Писатель выступает против таких выражений, поскольку вместе с новыми оттенками смысла изменяется и отношение к красоте: смысл «хорошего» могут придать и поверхностно красивому, чего русский человек не допустил бы раньше. Этого опасался и Лев Толстой, но опасался напрасно: на наше отношение к красивому и хорошему чужие представления не оказали влияния. Наоборот, они его усилили, вторичными значениями слов подчеркнув условность поверхностной красивости.
Переложения смысла иноземных слов иногда были попросту символическими, но и они как бы вкладывались в национальную русскую традицию по образцам ее; иначе новое значение слова просто не поняли бы.
В 50-х годах XIX века, вспоминают современники, всюду стали поговаривать: «смотрите: такой-то — красный». Слово красный в этом значении только что входило в разговор и, как модный кафтан, надевалось на всякого. В мемуарах множество примеров неточного употребления слова, поскольку «красным считался всякий, кто в душе не был холопом». Так и новгородского губернатора при Николае I считали «красным», поскольку он требовал уважения к закону; из комиссии по подготовке уложения об освобождении крестьян в 1860 году выведены как «красные» те, кто не угодничал перед царем. Газеты запутались, называя «красными» то славянофилов (ходят по праздникам в русских красных рубашках), то нигилистов, то либералов европейского пошиба (читают парижские журналы). «Красными» называли своих политических противников, кем бы они ни были. Красное стало политическим цветом, первым символом в общественной жизни России XIX века. А смысл символа — заимствован.
После европейских революций 1848 года французское слово
Красный — красивый, яркий, цвет жизни, добра и солнца; цвет надежды и будущего. Но и белый в глазах «белого» — цвет закона и порядка, а значит — цвет монархистов. Красный стал революционно красным в противоположность к реакционному белому, и эти новые значения слов оказались совершенно русскими.
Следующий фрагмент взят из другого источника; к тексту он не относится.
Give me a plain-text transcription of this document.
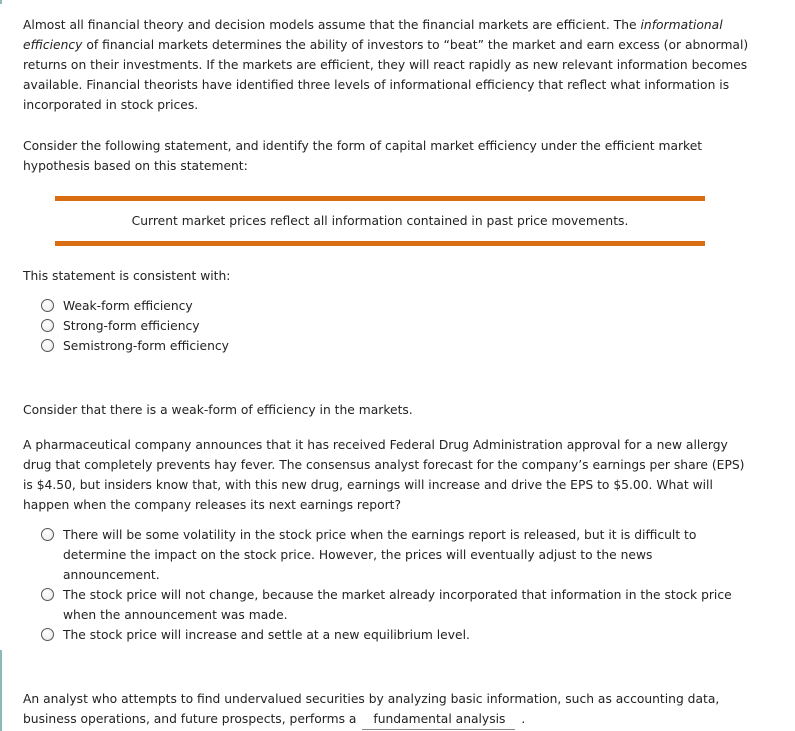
Almost all financial theory and decision models assume that the financial markets are efficient. The informational efficiency of financial markets determines the ability of investors to “beat” the market and earn excess (or abnormal) returns on their investments. If the markets are efficient, they will react rapidly as new relevant information becomes available. Financial theorists have identified three levels of informational efficiency that reflect what information is incorporated in stock prices.

Consider the following statement, and identify the form of capital market efficiency under the efficient market hypothesis based on this statement:

Current market prices reflect all information contained in past price movements.

This statement is consistent with:

Weak-form efficiency
Strong-form efficiency
Semistrong-form efficiency

Consider that there is a weak-form of efficiency in the markets.

A pharmaceutical company announces that it has received Federal Drug Administration approval for a new allergy drug that completely prevents hay fever. The consensus analyst forecast for the company’s earnings per share (EPS) is $4.50, but insiders know that, with this new drug, earnings will increase and drive the EPS to $5.00. What will happen when the company releases its next earnings report?

There will be some volatility in the stock price when the earnings report is released, but it is difficult to determine the impact on the stock price. However, the prices will eventually adjust to the news announcement.
The stock price will not change, because the market already incorporated that information in the stock price when the announcement was made.
The stock price will increase and settle at a new equilibrium level.

An analyst who attempts to find undervalued securities by analyzing basic information, such as accounting data, business operations, and future prospects, performs a fundamental analysis .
Другие языки, развивая переносный смысл этих слов сегодня, пользуются русским политическим опытом.
В постоянной замене старых слов новыми иногда совершенно утрачивалось и ощущение «родного» слова — начиналась сумятица. Известны слова Пушкина: «Недуг… подобный английскому сплину, короче: русская хандра». Так взаимное отношение этих слов понимали и современники поэта. Между тем, и хандра — искаженное разговорной речью греческое слово — сравните современный термин ипохондрия. В одной из пьес Островского купец говорит: «Компромисс или, по-русски сказать, фортель», но фортель — слово немецкое, пришло к нам через Польшу: это выгода, хитрость. Совсем уж непонятным кажется пример, приведенный Д. Н. Ушаковым, — слова трамвайного кондуктора в 20-е годы: «Ну, конечно, у кого есть рука, или просто, по-русски сказать, — протекция, — тоща другое дело!» Действительно, иметь руку — германизм в нашей речи и значит покровительство; однако и протекция — латинское слово, которое обозначает защиту. Все дело в том, что хандра известна русским с XVI века, фортель — с XVII, протекция — с XVIII, тогда как сплин, компромисс или русское рука — перевод чужого слова, только-только входят в оборот. Новое же истолковывается посредством старого, привычного. Новое — всегда чужое, а значит, и чуждое — воспринимается как заимствованное. Иллюзию «русскости» слова создают привычка и его распространенность.
Машина
Может случиться и так, что чужое слово навсегда останется самым общим обозначением целого ряда последовательно возникающих и исчезающих явлений или предметов — всеобщим масштабом, всеобщим определением.